Sam Lewis said:
I recently used Norton ghost to try and image a fresh install of
XP/Programs only to be locked into a "PC DOS" boot partition.
Symantec helpdesk informed me that Ghost is "tricky" to use
with NTFS partitions....My overall experience with Symantec
products has been dissapointing.
So is there a better imaging program out there? Could the
native XP "Backup whole computer" be used for same
purpose ( restore OS with installed progs and SP's)?
BTW What really is the difference betweem imaging,cloning
and backing up?
Ghost is normally a reliable program, though for highest reliability it
should be used from a boot floppy, not run from within Windows. As you've
noticed, when run from Windows it reboots into DOS to do its work and (is
supposed to) reboot back into Windows when it finishes. It should be
intuitive that avoiding the before-and-after transitions can improve
reliability.
A clone is a *partition* that is an exact copy of the source partition --
boot sector, directories, and all files -- copied sector-by-sector. A copy
is like a clone, but doesn't necessarily imply that everything is
sector-by-sector identical -- all the files will be the same but may be in a
different order or different places on disk.
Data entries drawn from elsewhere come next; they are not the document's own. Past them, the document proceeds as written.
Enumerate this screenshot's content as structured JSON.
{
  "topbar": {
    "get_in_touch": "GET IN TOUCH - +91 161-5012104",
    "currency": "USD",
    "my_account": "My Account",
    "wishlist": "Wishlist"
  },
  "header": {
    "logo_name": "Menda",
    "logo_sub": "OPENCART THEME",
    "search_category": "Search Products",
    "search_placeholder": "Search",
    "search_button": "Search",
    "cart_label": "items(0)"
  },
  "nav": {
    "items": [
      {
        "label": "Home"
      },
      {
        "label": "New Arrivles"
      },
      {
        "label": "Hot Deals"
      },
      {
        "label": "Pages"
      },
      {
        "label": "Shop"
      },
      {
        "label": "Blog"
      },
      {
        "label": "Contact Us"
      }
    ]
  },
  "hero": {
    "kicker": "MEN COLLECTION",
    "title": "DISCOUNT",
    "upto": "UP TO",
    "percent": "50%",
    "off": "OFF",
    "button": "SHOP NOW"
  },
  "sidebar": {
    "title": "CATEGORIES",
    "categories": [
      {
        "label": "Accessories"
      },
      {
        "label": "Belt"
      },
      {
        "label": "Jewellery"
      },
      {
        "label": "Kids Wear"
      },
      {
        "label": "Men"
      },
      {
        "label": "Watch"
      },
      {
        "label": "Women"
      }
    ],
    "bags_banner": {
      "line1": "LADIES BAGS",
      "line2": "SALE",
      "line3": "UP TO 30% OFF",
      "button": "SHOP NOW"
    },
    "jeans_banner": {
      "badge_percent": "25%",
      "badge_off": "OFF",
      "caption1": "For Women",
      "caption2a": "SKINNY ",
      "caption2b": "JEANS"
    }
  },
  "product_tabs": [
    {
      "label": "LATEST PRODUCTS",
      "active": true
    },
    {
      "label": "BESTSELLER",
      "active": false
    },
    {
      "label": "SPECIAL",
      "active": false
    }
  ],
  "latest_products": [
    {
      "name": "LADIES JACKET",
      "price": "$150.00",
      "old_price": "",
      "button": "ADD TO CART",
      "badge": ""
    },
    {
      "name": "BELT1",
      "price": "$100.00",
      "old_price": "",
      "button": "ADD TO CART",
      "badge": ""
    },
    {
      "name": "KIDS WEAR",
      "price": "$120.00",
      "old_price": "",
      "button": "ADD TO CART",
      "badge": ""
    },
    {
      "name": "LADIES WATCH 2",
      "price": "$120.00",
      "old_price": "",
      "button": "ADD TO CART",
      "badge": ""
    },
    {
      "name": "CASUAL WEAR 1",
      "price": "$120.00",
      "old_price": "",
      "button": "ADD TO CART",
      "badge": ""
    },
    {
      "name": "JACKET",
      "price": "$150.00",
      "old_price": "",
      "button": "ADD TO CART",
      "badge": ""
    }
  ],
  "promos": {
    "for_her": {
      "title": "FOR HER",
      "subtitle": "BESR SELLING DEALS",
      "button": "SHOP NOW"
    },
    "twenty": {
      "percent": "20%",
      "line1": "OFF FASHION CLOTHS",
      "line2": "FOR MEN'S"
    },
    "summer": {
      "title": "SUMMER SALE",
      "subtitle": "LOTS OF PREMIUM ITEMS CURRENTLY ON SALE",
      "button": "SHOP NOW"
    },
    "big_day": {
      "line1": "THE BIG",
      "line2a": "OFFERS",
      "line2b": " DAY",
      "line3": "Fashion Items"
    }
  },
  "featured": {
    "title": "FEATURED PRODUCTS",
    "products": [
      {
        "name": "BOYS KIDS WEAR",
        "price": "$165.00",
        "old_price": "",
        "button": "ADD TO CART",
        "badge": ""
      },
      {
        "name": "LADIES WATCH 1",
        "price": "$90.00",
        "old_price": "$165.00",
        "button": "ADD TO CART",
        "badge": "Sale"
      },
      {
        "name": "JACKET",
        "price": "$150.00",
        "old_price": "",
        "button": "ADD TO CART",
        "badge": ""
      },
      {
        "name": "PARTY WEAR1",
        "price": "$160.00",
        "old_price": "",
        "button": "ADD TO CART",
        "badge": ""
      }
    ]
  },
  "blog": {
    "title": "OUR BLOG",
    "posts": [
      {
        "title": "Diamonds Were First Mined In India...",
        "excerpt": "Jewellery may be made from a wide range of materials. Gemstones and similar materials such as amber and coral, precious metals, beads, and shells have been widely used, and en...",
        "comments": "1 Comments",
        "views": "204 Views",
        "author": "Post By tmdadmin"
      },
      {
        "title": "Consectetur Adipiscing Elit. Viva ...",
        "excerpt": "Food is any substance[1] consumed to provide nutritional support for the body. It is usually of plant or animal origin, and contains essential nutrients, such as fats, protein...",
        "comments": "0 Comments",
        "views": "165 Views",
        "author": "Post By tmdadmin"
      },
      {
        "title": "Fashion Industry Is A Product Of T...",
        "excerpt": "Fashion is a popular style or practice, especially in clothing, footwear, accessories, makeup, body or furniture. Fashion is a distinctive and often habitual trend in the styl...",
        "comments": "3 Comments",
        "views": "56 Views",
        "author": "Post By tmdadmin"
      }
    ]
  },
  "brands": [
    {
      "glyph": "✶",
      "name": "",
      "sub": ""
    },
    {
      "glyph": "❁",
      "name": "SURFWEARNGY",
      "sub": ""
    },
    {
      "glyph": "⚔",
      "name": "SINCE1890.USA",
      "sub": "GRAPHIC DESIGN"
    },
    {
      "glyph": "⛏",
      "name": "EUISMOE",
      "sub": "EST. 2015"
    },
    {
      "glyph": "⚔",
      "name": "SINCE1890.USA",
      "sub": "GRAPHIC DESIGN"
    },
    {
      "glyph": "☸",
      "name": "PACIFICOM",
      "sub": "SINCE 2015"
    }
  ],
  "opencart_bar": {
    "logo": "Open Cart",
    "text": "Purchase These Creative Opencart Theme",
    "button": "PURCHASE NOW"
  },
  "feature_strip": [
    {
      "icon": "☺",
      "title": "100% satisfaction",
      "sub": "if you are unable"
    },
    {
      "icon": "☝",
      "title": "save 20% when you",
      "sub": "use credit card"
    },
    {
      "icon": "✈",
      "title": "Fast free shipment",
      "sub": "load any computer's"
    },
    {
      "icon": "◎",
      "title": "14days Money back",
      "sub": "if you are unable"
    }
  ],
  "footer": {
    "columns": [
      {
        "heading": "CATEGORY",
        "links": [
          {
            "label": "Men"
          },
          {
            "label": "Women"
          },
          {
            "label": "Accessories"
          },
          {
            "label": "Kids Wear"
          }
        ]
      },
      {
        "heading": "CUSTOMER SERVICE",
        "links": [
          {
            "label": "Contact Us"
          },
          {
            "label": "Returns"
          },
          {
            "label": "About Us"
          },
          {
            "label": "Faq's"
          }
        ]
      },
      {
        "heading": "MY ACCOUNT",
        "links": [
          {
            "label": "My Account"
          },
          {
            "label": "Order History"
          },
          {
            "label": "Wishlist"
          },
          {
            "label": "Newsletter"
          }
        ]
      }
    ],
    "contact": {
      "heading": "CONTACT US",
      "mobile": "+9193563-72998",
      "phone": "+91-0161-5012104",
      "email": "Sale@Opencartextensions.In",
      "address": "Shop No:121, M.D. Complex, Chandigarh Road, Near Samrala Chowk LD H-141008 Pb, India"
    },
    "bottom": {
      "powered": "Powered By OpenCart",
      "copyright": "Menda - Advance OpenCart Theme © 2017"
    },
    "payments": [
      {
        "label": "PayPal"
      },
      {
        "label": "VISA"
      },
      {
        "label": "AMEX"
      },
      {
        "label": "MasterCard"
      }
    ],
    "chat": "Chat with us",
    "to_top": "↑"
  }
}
An image is a *file* containing a compressed snapshot of the source
partition, which can later be extracted to a blank area of hard disk space
to recreate a clone of the original. Think of it like zipfiles, just on a
grander scale. You probably know that entire directories (er, "folders") of
files can be compressed into a single zipfile, and you can later use WinZip
or similar to unzip everything to restore all the encapsulated files and
even the directory structure. An image is like a zipfile -- it's not an
exact duplicate of the original files, but it contains within it the means
to restore exact duplicates.
A backup is really a different issue -- a clone, copy, or image can be a
backup, it's instead a matter of how you use them. "Backing up" just refers
to some method of saving data and being able to restore/recover it when
needed. A backup could include specific files, a whole partition, or even a
whole disk.
So which is better -- a clone or an image? Well, you generally do not need
to create a clone/copy unless you are ready to use it now. For example, if
you're replacing your hard disk, you want a clone now, so if you make an
image you'd just have to extract it immediately anyway. In contrast, an
image is more appropriate if you are just making a backup to store away in
case you might need to restore your original later. Then when you need it,
you extract it to restore the enclosed partition on a hard disk. An image is
much smaller -- a 20GB partition that is half full might fit in a 5GB image
file, but if cloned it would still be 20GB. An image can also be saved on
CDR or DVD-R (remember, it's a file), but a clone of the partition cannot.